В конце февраля 1914 года сговорились, что художник будет лепить голову Блока. Со свойственной ему краткостью и аккуратностью Блок записал тогда в записных книжках:
«27 февраля. Вечером к Кустодиеву. 3… часа позировал стоя и не устал. Вымазался пластилином».
…Послеобеденное время. Юлия Евстафьевна в платье с белым гипюровым воротником, которое делало ее похожей на гимназистку, сидела на диване и читала стихи:
Осенний день высок и тих,
Лишь слышно — ворон глухо
Зовет товарищей своих
Да кашляет старуха.
Тут позвонили в дверь, и вошел Блок. Он был красив и строен, но с первого же взгляда Кустодиев уловил в лице его какое-то беспокойство. Следы усталости, быть может, бессонной ночи. Глаза холодноватые, настороженные.
Кустодиев любовался головой Блока, ему доставляло удовольствие изучать это лицо: крупный нос, большие изменчивые глаза, — ловить за внешней сдержанностью душевный трепет.
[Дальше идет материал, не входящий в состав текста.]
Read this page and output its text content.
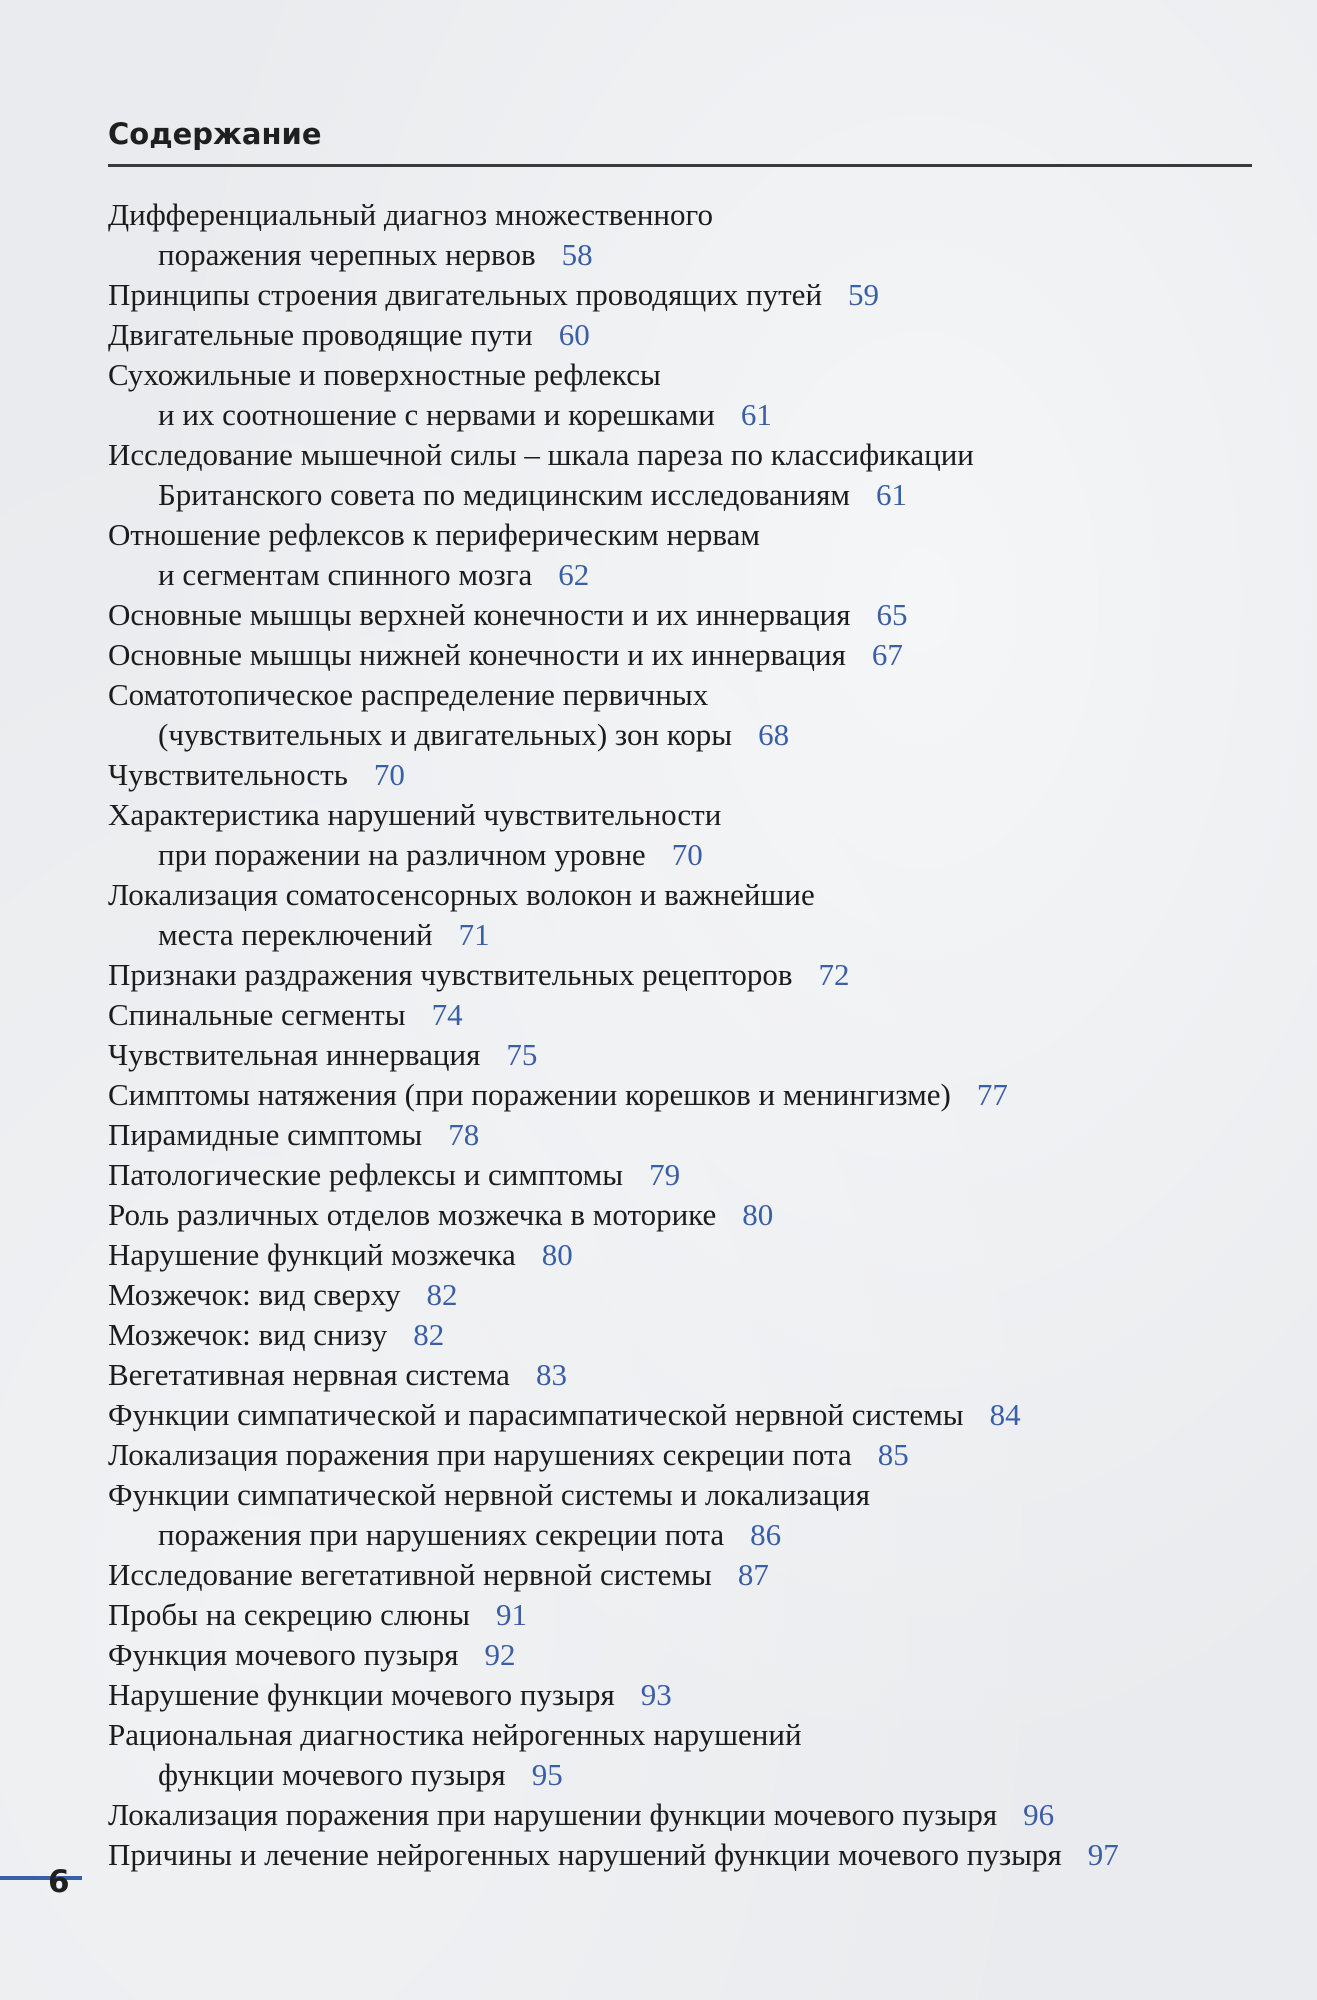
Содержание
Дифференциальный диагноз множественного
поражения черепных нервов 58
Принципы строения двигательных проводящих путей 59
Двигательные проводящие пути 60
Сухожильные и поверхностные рефлексы
и их соотношение с нервами и корешками 61
Исследование мышечной силы – шкала пареза по классификации
Британского совета по медицинским исследованиям 61
Отношение рефлексов к периферическим нервам
и сегментам спинного мозга 62
Основные мышцы верхней конечности и их иннервация 65
Основные мышцы нижней конечности и их иннервация 67
Соматотопическое распределение первичных
(чувствительных и двигательных) зон коры 68
Чувствительность 70
Характеристика нарушений чувствительности
при поражении на различном уровне 70
Локализация соматосенсорных волокон и важнейшие
места переключений 71
Признаки раздражения чувствительных рецепторов 72
Спинальные сегменты 74
Чувствительная иннервация 75
Симптомы натяжения (при поражении корешков и менингизме) 77
Пирамидные симптомы 78
Патологические рефлексы и симптомы 79
Роль различных отделов мозжечка в моторике 80
Нарушение функций мозжечка 80
Мозжечок: вид сверху 82
Мозжечок: вид снизу 82
Вегетативная нервная система 83
Функции симпатической и парасимпатической нервной системы 84
Локализация поражения при нарушениях секреции пота 85
Функции симпатической нервной системы и локализация
поражения при нарушениях секреции пота 86
Исследование вегетативной нервной системы 87
Пробы на секрецию слюны 91
Функция мочевого пузыря 92
Нарушение функции мочевого пузыря 93
Рациональная диагностика нейрогенных нарушений
функции мочевого пузыря 95
Локализация поражения при нарушении функции мочевого пузыря 96
Причины и лечение нейрогенных нарушений функции мочевого пузыря 97
6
И радовался натуре — ведь он мог хорошо работать лишь тогда, когда «любил натуру».
Кустодиев с увлечением мял в руках пластилин. Через некоторое время Блок спросил, работает ли телефон, и пошел в коридор позвонить.
Вернулся он совершенно иным. Лицо словно засветилось изнутри. Глухим голосом говорил малозначащие слова, но чувствовалось сдерживаемое волнение. Откинул голову. Крылья носа трепетали. Он не замечал никого, погруженный в собственные мысли.
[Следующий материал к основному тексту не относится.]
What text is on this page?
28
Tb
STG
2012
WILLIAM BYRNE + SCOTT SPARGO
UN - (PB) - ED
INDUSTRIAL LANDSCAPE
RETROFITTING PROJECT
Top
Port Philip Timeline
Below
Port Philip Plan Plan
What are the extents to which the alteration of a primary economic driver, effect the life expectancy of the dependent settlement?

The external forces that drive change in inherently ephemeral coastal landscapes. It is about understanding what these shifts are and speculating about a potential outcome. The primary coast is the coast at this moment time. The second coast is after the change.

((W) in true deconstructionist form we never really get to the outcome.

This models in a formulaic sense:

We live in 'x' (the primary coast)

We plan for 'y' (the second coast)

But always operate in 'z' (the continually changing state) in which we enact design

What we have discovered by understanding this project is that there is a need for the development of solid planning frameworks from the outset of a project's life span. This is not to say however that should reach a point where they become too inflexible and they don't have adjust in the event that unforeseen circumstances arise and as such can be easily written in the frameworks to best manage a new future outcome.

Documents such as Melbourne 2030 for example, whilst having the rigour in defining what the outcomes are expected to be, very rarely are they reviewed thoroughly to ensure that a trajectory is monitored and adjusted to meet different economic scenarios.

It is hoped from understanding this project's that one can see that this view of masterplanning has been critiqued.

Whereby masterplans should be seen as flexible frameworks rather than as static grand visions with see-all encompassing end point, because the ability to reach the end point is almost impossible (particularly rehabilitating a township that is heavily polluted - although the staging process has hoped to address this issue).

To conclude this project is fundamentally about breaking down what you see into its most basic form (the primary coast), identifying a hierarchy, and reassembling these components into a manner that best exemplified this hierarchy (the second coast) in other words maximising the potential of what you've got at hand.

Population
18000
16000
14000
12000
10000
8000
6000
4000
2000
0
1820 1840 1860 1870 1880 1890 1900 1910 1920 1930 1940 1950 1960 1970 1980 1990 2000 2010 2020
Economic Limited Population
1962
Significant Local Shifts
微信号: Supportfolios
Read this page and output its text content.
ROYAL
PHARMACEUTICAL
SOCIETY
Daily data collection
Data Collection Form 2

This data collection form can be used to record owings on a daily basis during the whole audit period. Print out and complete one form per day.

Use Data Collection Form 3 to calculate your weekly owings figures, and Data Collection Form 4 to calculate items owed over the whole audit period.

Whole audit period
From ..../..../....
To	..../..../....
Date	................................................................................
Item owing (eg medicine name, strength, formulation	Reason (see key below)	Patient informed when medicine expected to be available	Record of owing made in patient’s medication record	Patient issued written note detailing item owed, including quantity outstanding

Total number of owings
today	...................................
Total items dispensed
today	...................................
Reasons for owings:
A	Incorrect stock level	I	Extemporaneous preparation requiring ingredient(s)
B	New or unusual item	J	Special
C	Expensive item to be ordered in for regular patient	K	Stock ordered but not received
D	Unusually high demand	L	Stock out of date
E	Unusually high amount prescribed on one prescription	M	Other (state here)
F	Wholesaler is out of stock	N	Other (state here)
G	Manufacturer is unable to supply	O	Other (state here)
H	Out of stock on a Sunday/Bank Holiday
Это было именно то выражение, которого так ждал художник. Он быстро ощупал пальцами скульптуру, что-то убрал, что-то добавил. Ах, никак не давались эти веки, крупные, «полумесяцем», «прозрачные» веки! Пластилин послушно плавился под пальцами, художник торопился.
Вдруг лицо поэта опять померкло. Какая мысль посетила его?
В изнеможении опустились руки.
Юлия Евстафьевна сказала, что стол накрыт, все готово, она ждет их. Подошла к мужу, помогая ему встать. Он оперся о ее плечо, виновато посмотрел на гостя, и все направились в столовую. Дети вскочили навстречу отцу, и он просиял.